RMD Required for In-Service Distribution?

I have a client who is 77 and still working, participating in her company PSP, not a 5% owner, etc. She is planning to retire Dec 31 this year – will have been employed full time this entire year.

Ahead of her retirement, she processed an inservice rollover to a Traditional IRA. This was processed a month ago and there was no RMD withheld by plan administrator. Also, she did not have any IRA money as of Dec 31 2015, so she was not required to take an RMD for 2016. However, the question is…does she now have to take a 2016 RMD from the IRA given this rollover performed last month?

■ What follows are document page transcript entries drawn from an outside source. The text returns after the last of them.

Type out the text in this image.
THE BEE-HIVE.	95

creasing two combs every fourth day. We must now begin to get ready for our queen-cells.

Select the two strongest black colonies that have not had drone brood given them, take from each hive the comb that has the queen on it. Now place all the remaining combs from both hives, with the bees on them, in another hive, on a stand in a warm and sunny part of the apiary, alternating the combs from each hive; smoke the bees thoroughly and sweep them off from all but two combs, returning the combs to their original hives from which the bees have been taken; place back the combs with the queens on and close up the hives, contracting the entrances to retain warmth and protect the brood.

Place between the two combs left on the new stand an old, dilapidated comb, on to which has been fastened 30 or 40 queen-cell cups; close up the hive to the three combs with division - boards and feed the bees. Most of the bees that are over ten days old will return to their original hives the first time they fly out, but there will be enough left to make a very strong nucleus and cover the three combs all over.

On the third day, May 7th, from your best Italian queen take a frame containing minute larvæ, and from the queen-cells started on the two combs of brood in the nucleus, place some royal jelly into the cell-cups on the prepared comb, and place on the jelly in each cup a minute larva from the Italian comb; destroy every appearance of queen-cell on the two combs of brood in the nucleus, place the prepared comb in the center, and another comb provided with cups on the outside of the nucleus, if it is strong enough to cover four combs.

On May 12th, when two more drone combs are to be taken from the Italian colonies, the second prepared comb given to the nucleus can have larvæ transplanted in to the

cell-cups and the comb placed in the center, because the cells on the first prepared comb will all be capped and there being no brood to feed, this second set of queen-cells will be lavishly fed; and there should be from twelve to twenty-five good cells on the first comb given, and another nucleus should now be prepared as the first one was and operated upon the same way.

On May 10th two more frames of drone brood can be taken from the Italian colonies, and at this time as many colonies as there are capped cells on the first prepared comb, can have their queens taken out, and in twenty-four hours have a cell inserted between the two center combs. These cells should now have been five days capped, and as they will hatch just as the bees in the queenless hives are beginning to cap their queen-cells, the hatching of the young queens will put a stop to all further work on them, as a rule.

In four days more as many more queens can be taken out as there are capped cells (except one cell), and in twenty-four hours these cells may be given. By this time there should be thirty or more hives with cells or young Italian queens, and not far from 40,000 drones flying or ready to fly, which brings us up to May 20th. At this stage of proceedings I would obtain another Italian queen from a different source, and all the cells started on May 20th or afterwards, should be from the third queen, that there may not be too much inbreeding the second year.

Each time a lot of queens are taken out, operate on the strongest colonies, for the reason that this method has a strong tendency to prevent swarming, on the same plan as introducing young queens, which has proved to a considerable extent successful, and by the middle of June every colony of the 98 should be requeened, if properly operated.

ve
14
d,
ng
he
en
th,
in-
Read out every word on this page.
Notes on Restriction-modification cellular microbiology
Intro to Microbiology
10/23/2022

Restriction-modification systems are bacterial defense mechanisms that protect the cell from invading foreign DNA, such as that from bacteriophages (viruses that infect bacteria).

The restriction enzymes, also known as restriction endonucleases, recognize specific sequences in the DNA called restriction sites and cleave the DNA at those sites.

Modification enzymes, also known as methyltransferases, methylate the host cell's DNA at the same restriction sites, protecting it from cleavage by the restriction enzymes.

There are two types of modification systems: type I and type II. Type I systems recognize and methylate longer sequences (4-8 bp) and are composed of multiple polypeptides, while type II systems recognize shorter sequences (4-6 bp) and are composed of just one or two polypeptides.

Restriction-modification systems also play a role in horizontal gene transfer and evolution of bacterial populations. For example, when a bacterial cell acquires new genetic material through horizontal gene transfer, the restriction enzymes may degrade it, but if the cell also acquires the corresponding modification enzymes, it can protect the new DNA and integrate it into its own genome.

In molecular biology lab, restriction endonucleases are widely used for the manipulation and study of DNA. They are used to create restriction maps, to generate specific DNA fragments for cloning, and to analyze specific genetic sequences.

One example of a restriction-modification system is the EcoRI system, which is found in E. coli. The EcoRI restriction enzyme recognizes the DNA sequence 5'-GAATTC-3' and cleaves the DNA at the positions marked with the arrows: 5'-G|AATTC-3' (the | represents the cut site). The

  • In general, yes. But the technical details require it to be done differently. First, note that if she is considered retired on the company books on 12/31, 2016 will become a plan RMD distribution year. But not if her retirement is effective later than 12/31. That should be clarified because it makes all the difference in whether 2016 will become an RMD distribution year.
  • Now for the details assuming 2016 will be an RMD distribution year. If the amount of her in service distribution at least equals her plan RMD, she is deemed to have satisfied the plan RMD because the first distribution in an RMD distribution year applies to the RMD. But the RMD is not eligible for rollover and becomes an excess IRA contribution which must be corrected. This requires not simply asking the IRA custodian to distribute the money, but the custodian must understand that the RMD portion of the direct rollover must be treated as an excess regular IRA contribution. It must be returned with allocated earnings for the time in the IRA. The 1099R for the IRA should be coded as a corrective distribution. Only the earnings are taxed.
  • All this is not costly at all, but is a reporting nightmare. The 401k plan should recognize due to retirement that the RMD has been rolled over and issue a 1099R in the amount of the RMD as a distribution and the balance on another G coded 1099R for the direct rollover of the balance. The RMD 1099R should be reported as taxable income on line 16b of Form 1040. The IRA custodian will also issue a 1099R reporting the corrective IRA distribution. Only the earnings returned will be taxable on line 15b of Form 1040. Unless these transactions all conform there will be a mess that will be difficult to unravel. And the 1099R forms may not be issued as they should. I would start by determining how the 401k plan will handle the 1099R, and do nothing with the IRA until that is clarified by the 401k plan.
  • Note another recent thread here “RMD from 401k”. See the last two posts on that thread as it was a similar situation, but it appears that the person took an IRA distribution that was not done correctly.


Thank you so much!  This has been so helpful!